Wednesday, October 28, 2015

The Future of NAFTA -- Is There One?

NAFTA is now 20 years old. Has it been good for the three countries involved: the U.S., Canada, and Mexico? Has it led to an improvement in the living conditions of the majority of persons living in each of the countries? Can any productivity improvement in the three countries be credited to the effects of NAFTA? These were proponent claims and promises at the time. Are these still the hoped-for benefits 20 years later?

One opinion: "NAFTA brought neither the huge gains its proponents promised nor the dramatic losses its adversaries warned of." (see reference 1)

Another: "Growing trade deficits with Mexico and Canada after NAFTA took effect reduced (U.S.) employment in high-wage, traded goods industries, resulting in a substantial loss of wage income for such workers. This contributed to growing inequality in wages and falling demand for workers without a post-secondary education, males in trade-related production, and minorities.....NAFTA has also hurt workers in Mexico and Canada in many different ways, as documented elsewhere in this report. Without major changes in NAFTA to address unequal levels of development and enforcement of labor rights and environmental standards, continued integration of North American markets will threaten the prosperity of a growing share of workers in the United States and throughout the hemisphere." (see reference 2, dated Sept. 2006 ).

So, if NAFTA was bad for the majority of people in each of the countries, then who was it good for? And, was it truly bad, or would continued protectionist and (here-and-there) isolationist economic policies in each of the countries have made matters even worse? 

Proponents argue that because NAFTA created rules for safer, border-crossing capital investment, so dollars and pesos could follow opportunity and spread wealth. Critics counter that the improved investment freedom increased instability for currently-employed workers, and shifted economic power and quality-of-life influences away from governments, and square into the hands of multinational corporations. They further counter that most of the wealth did not make its way to "the people," but only to the upper-most wealthy.

And so, the arguments continue.

But to simply matters a bit, NAFTA is a trade agreement in a corner of the world where political boundaries have become secondary to the hopeful benefits of economic cooperation between three adjacent and friendly countries. On the surface, the notion sounds like a fine one. 

However, today, multinational corporations are much more adept than 20 years ago at ferreting out opportunity and jumping continents to develop workforces, industries, and markets.

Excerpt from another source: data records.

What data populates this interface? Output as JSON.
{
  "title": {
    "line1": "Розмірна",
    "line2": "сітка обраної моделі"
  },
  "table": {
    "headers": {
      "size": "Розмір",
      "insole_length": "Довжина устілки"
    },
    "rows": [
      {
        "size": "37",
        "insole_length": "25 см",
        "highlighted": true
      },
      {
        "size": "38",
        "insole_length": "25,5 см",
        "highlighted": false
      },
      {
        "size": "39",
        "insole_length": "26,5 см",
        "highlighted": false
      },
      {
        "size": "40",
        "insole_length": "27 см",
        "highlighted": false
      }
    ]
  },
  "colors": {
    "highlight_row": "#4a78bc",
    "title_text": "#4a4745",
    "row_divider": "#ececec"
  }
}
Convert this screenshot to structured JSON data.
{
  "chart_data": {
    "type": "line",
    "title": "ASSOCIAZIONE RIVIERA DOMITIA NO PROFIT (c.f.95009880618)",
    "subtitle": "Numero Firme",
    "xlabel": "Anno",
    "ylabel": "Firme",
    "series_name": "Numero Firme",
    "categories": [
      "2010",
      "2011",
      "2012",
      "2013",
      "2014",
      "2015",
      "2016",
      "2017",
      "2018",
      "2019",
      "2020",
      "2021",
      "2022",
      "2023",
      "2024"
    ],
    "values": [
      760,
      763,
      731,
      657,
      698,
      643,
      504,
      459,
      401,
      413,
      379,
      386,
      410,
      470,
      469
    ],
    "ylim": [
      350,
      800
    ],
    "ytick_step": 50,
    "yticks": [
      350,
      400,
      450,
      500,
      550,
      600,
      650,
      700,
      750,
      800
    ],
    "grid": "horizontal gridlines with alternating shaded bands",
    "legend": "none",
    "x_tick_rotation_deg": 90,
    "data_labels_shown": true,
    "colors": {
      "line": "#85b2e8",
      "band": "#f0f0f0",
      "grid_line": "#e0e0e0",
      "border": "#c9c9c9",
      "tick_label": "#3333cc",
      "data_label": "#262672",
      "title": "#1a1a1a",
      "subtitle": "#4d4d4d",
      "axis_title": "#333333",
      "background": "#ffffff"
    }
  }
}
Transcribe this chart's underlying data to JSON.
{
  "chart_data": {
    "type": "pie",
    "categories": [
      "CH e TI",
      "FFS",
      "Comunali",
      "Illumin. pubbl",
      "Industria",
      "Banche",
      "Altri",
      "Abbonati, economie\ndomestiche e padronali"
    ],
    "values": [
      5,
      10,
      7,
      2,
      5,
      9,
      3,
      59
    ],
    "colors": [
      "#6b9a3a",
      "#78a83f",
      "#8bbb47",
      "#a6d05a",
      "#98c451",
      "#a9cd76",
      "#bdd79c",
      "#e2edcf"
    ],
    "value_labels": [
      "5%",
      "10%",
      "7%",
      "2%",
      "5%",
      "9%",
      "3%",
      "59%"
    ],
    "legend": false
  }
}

Does that make NAFTA less relevant now than in 1993 as far as multinational corporations are concerned? Maybe so.

But NAFTA also helps define North America as a place where the rules are clear: Your money is safe; we're not a manufacturing dumping ground for the world; there are definite limits to the exploitation of labor and clear requirements for workplace safety; our countries respect each other and won't be unfairly played against each other.

NAFTA has its troubles. The EU even more and bigger troubles. But both are basically sound and good examples of multinational cooperation and of what someday "could be." Both are works in progress in hopes of very long-term benefits.

Some say NAFTA hasn't proven itself worthwhile.  Maybe 20 years isn't quite enough time.